A Story about Vulnerability
After they break up in college, the ensuing four episodes are a series of each’s highs and lows, affirming their identities and desires while bringing our lovers closer together or farther apart, emotionally and physically. Marianne has a year abroad in Sweden, and Connell’s best friend from home dies by suicide. I cried a thousand ugly tears as they slept with Skype connected throughout the night, both because of the impossibly beautiful cinematography and their clear Internet connection.
And in the penultimate episode, when it seems like the pair might finally be reuniting, Marianne and Connell nearly buzz with anticipation. And I did too. Because I know these two. I’ve been through the madness of reading and rehashing Normal People the novel, so I know how much this means, and my viewing was so much richer for it. Edgar-Jones and Mescal have such great chemistry and so deeply understand their characters that I bet you’d still feel something too if you hadn’t read Rooney’s work. But I wouldn’t deny anyone the experience of torturing yourself over Rooney’s prose, rich in all the agonizing details of their secret love.

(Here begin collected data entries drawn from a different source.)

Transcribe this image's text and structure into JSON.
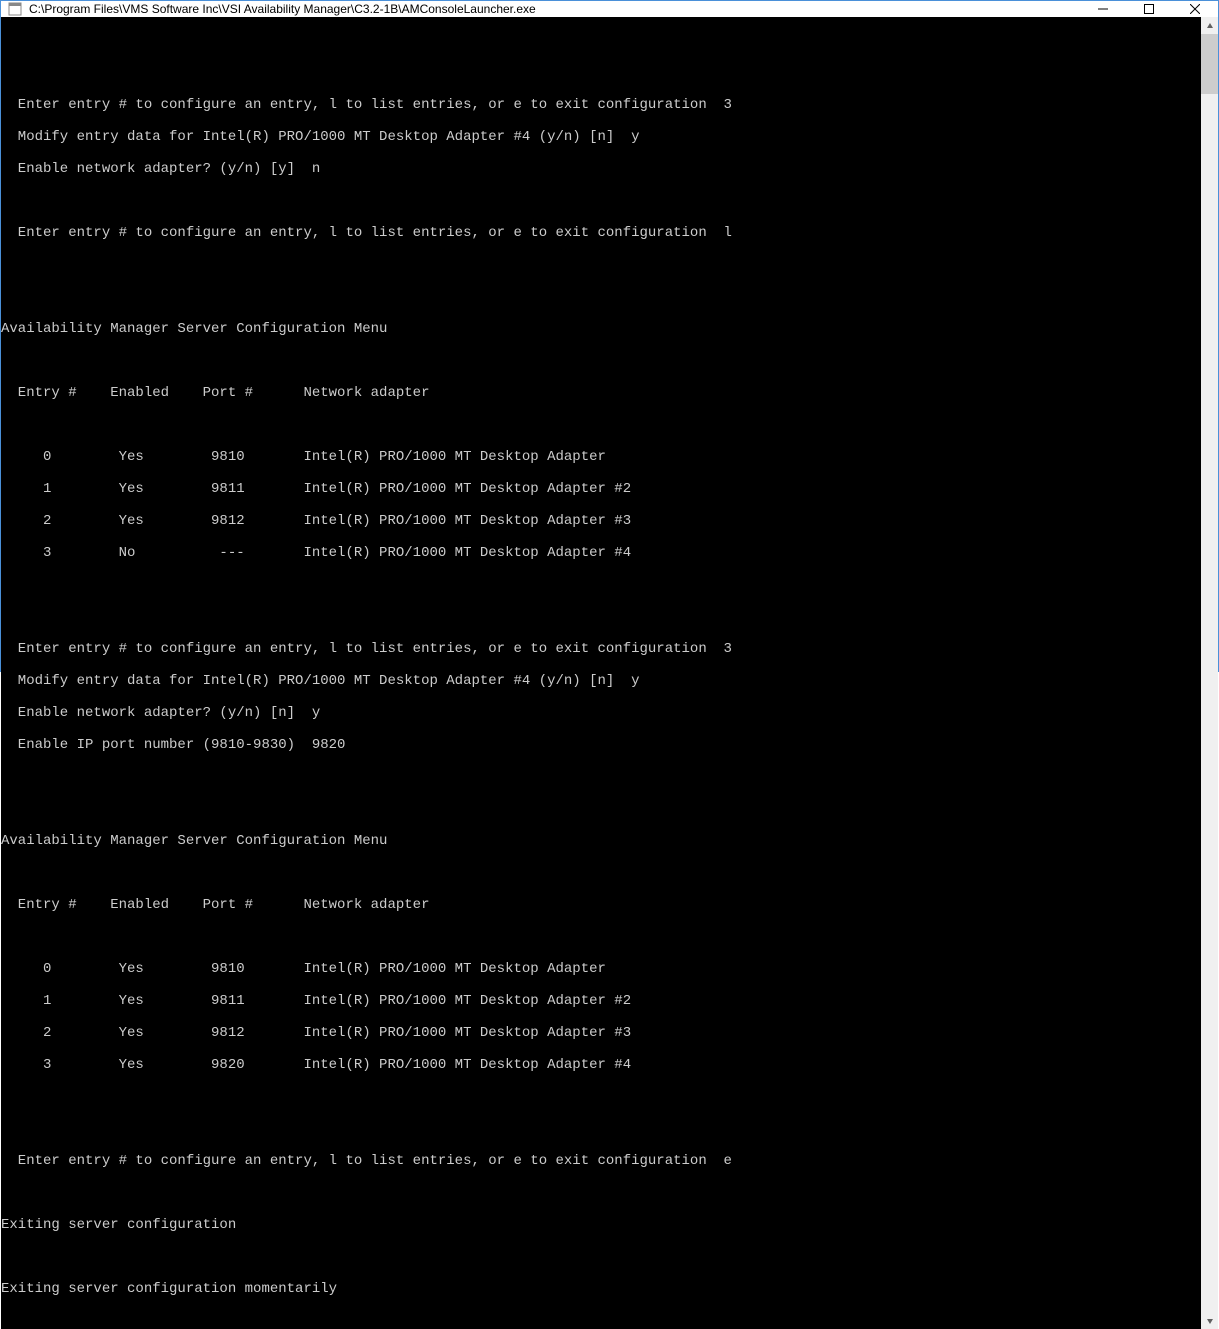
{
  "window": {
    "title": "C:\\Program Files\\VMS Software Inc\\VSI Availability Manager\\C3.2-1B\\AMConsoleLauncher.exe"
  },
  "console": {
    "session1": {
      "prompt1": "  Enter entry # to configure an entry, l to list entries, or e to exit configuration  3",
      "prompt2": "  Modify entry data for Intel(R) PRO/1000 MT Desktop Adapter #4 (y/n) [n]  y",
      "prompt3": "  Enable network adapter? (y/n) [y]  n",
      "prompt4": "  Enter entry # to configure an entry, l to list entries, or e to exit configuration  l"
    },
    "menu1": {
      "title": "Availability Manager Server Configuration Menu",
      "header": "  Entry #    Enabled    Port #      Network adapter",
      "row0": "     0        Yes        9810       Intel(R) PRO/1000 MT Desktop Adapter",
      "row1": "     1        Yes        9811       Intel(R) PRO/1000 MT Desktop Adapter #2",
      "row2": "     2        Yes        9812       Intel(R) PRO/1000 MT Desktop Adapter #3",
      "row3": "     3        No          ---       Intel(R) PRO/1000 MT Desktop Adapter #4"
    },
    "session2": {
      "prompt1": "  Enter entry # to configure an entry, l to list entries, or e to exit configuration  3",
      "prompt2": "  Modify entry data for Intel(R) PRO/1000 MT Desktop Adapter #4 (y/n) [n]  y",
      "prompt3": "  Enable network adapter? (y/n) [n]  y",
      "prompt4": "  Enable IP port number (9810-9830)  9820"
    },
    "menu2": {
      "title": "Availability Manager Server Configuration Menu",
      "header": "  Entry #    Enabled    Port #      Network adapter",
      "row0": "     0        Yes        9810       Intel(R) PRO/1000 MT Desktop Adapter",
      "row1": "     1        Yes        9811       Intel(R) PRO/1000 MT Desktop Adapter #2",
      "row2": "     2        Yes        9812       Intel(R) PRO/1000 MT Desktop Adapter #3",
      "row3": "     3        Yes        9820       Intel(R) PRO/1000 MT Desktop Adapter #4"
    },
    "session3": {
      "prompt1": "  Enter entry # to configure an entry, l to list entries, or e to exit configuration  e"
    },
    "exit1": "Exiting server configuration",
    "exit2": "Exiting server configuration momentarily"
  }
}
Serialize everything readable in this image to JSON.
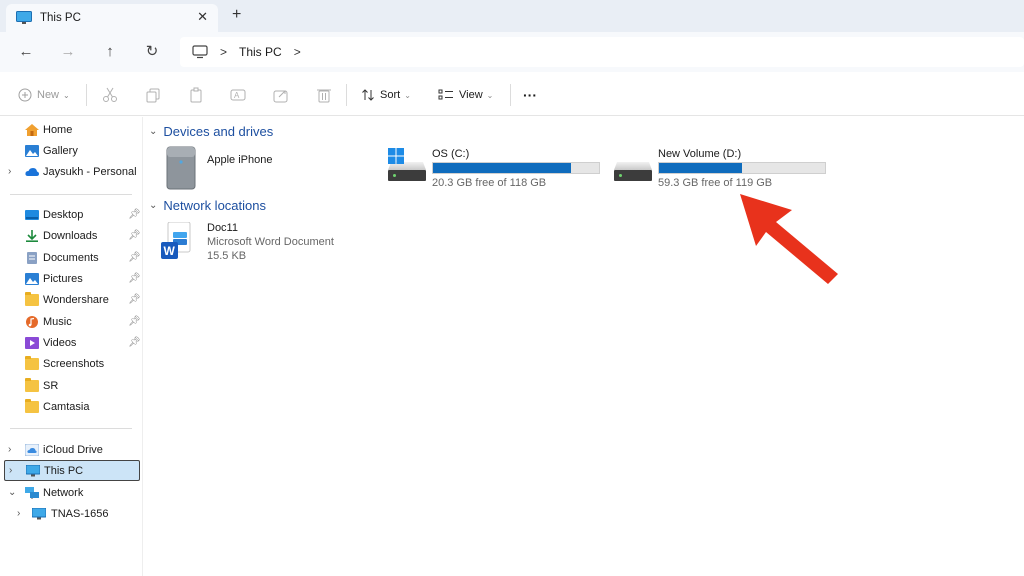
{
  "tab": {
    "title": "This PC",
    "close": "✕",
    "new_tab": "+"
  },
  "nav": {
    "back": "←",
    "forward": "→",
    "up": "↑",
    "refresh": "↻"
  },
  "address": {
    "crumb": "This PC",
    "sep": ">",
    "more": ">"
  },
  "toolbar": {
    "new_label": "New",
    "sort_label": "Sort",
    "view_label": "View",
    "more_label": "···"
  },
  "sidebar": {
    "items": [
      {
        "label": "Home"
      },
      {
        "label": "Gallery"
      },
      {
        "label": "Jaysukh - Personal"
      },
      {
        "label": "Desktop"
      },
      {
        "label": "Downloads"
      },
      {
        "label": "Documents"
      },
      {
        "label": "Pictures"
      },
      {
        "label": "Wondershare"
      },
      {
        "label": "Music"
      },
      {
        "label": "Videos"
      },
      {
        "label": "Screenshots"
      },
      {
        "label": "SR"
      },
      {
        "label": "Camtasia"
      },
      {
        "label": "iCloud Drive"
      },
      {
        "label": "This PC"
      },
      {
        "label": "Network"
      },
      {
        "label": "TNAS-1656"
      }
    ]
  },
  "sections": {
    "devices": "Devices and drives",
    "network": "Network locations"
  },
  "devices": {
    "iphone": {
      "name": "Apple iPhone"
    },
    "c_drive": {
      "name": "OS (C:)",
      "free": "20.3 GB free of 118 GB",
      "used_fraction": 0.83
    },
    "d_drive": {
      "name": "New Volume (D:)",
      "free": "59.3 GB free of 119 GB",
      "used_fraction": 0.5
    }
  },
  "network_items": {
    "doc": {
      "name": "Doc11",
      "type": "Microsoft Word Document",
      "size": "15.5 KB"
    }
  },
  "colors": {
    "accent": "#0f6cbd",
    "arrow": "#e8321c",
    "section": "#1d4fa0",
    "selection": "#cce4f7"
  }
}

In the novel, Rooney’s sparseness, that cutting down to the absolute essential makes sense in the theme of the novel. Normal People is a story of intimacy, of touch, of vulnerability between two people and the sheer terror of allowing for that. The author is a Marxist, and the novel definitely drives home the novel’s political messages more than the show. But at its heart is the idea of a collective, of relying on and being shaped by the people in your life, and not being afraid of the inherent vulnerability in that. Our characters need to learn how to be vulnerable with each other and how to communicate. While the details of that growth play out on screen in the show’s plot, the payoff is so much richer in the novel.
“How strange to feel herself so completely under the control of another person, but also how ordinary,” Rooney writes of Marianne. “No one can be independent of other people completely, so why not give up the attempt, she thought, go running in the other direction, depend on people for everything, allow them to depend on you, why not.”